A reusable grocery bag was found to be the carrier of norovirus that was responsible for girls on an Oregon soccer team getting ill. Investigators conducted tests on the bag and found norovirus on the sides of the bag, below the handle.
Reusable grocery bags have increased in usage as people look try to become more ‘green’. It is important however, that these bags be recognized as a potential source of contamination. Much concern with reusable grocery bags is usually directed to the potential contamination from raw meats (purge from raw meats dripping onto the bags, carrying potential pathogens such as Salmonella or STEC E. coli along with it). Thus it is important to wash afterward. In this case however, a sick individual transferred norovirus to the bag and then the norovirus was transferred from the bag to other individuals who became ill.
Norovirus has a low infectious dose (it does not take a lot of viral particles to make one ill) and is relatively resistant to normal environmental conditions (it has been shown to survive for weeks on carpets, so it probably would be the same with grocery bags). Typical symptoms of norvirus infections are vomiting (acute onset) diarrhea and stomach cramps. Symptoms can occur within 18 to 48 hours of exposure.
Oregon norovirus traced to reusable grocery bagUSA Today 5/10/12
PORTLAND, Ore. (AP)–Oregon investigators have traced an outbreak of norovirus to a reusable grocery bag that members of a Beaverton girls' soccer team passed around when they shared cookies.
The soccer team of 13- and 14-year-olds traveled to Seattle for a weekend tournament in October 2010.
At the tournament, one girl got sick on Saturday and spent six hours in a chaperone's bathroom. Symptoms of the bug, often called "stomach flu," include vomiting, diarrhea and stomach cramps. The chaperone took the girl back to Oregon.
On Sunday, team members had lunch in a hotel room, passing around the bag and eating cookies it held. On Monday, six girls got sick.
Oregon scientists determined they had picked up the norovirus from the grocery bag.
Tests turned up the virus on the sides of the bag below the polypropylene handle.
The results of the research have been published in the Journal of Infectious Diseases.
The authors are Kimberly Repp, epidemiologist for Washington County, and William Keene, senior epidemiologist with Oregon Public Health.

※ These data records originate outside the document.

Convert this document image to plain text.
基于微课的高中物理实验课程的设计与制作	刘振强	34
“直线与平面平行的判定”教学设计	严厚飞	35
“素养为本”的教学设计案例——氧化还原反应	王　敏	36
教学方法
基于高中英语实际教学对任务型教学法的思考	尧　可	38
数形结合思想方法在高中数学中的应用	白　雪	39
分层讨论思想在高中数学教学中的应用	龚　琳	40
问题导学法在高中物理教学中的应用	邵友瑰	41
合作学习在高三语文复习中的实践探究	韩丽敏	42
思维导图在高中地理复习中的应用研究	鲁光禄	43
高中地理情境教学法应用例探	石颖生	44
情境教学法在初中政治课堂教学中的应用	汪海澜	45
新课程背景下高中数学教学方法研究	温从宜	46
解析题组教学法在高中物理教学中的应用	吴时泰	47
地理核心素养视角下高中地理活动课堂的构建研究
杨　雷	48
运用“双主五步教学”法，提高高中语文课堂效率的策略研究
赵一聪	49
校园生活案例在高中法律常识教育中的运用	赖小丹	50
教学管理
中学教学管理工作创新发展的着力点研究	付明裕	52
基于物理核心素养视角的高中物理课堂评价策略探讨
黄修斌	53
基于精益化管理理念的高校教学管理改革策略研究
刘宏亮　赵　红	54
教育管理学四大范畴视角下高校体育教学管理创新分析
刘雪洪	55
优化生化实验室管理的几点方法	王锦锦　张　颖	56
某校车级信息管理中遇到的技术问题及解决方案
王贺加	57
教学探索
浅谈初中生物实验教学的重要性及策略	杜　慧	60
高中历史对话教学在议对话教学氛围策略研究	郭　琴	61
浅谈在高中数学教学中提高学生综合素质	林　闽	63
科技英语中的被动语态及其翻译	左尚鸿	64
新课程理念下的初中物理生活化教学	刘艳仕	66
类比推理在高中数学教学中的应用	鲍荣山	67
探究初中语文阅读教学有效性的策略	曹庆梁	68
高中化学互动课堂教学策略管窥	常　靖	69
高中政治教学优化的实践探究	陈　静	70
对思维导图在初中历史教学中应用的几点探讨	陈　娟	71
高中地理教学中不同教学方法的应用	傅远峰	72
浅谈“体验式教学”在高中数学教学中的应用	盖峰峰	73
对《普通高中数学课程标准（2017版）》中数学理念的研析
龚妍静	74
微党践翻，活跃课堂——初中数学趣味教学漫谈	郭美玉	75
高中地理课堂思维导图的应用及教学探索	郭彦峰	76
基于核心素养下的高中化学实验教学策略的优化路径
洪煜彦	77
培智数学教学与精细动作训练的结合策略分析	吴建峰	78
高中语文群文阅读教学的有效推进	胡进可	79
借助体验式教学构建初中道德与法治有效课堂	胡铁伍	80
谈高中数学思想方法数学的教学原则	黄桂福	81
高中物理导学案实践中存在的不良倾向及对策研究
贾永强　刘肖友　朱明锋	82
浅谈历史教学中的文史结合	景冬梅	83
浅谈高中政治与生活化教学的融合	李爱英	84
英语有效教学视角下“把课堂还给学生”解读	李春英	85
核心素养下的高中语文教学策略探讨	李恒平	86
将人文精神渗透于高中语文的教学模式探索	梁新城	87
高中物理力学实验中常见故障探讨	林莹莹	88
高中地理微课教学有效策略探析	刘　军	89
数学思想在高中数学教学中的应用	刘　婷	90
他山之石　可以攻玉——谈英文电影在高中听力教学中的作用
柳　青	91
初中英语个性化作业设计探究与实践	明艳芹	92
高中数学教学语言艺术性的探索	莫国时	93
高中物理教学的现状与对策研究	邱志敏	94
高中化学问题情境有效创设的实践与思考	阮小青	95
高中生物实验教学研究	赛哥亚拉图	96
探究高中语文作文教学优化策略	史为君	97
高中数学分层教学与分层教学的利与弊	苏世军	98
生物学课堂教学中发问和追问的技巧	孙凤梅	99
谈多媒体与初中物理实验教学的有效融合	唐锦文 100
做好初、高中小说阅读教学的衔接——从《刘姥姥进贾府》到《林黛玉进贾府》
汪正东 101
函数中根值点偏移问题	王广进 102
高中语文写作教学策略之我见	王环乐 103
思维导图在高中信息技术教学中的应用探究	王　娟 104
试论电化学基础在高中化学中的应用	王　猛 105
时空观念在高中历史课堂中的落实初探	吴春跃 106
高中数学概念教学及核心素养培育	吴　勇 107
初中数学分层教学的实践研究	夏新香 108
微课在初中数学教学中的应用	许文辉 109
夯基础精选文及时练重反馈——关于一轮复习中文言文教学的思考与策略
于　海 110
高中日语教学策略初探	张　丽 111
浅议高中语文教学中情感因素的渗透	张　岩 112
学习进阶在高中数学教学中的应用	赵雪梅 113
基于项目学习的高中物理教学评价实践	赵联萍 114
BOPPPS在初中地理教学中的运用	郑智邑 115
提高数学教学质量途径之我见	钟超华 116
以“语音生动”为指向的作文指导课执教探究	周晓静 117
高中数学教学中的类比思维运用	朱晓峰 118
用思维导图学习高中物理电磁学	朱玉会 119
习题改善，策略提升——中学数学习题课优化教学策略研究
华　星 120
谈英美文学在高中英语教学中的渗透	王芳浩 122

Norovirus causes about 21 million illnesses, 70,000 hospitalizations and 800 deaths a year in the United States. It caused 139 of 213 outbreaks of gastroenteritis in Oregon in 2010.
The germ can spread quickly in places like day care centers, nursing homes, and cruise ships.
Usually, it's transmitted by direct human contact, but can contaminate surfaces. Leafy greens, fresh fruits and shellfish are commonly involved in foodborne outbreaks.
An epidemiologist at the Centers for Disease Control and Prevention said the work also shows how hardy the norovirus is and how difficult it is to control.
"What this report does is it helps raise awareness of the complex and indirect way that norovirus can spread," said Aron Hall, an epidemiologist with the Division of Viral Diseases at the Centers for Disease Control and Prevention.
His agency says the best way to fend off the virus is thorough hand-washing and cleaning contaminated surfaces with a bleach-based solution.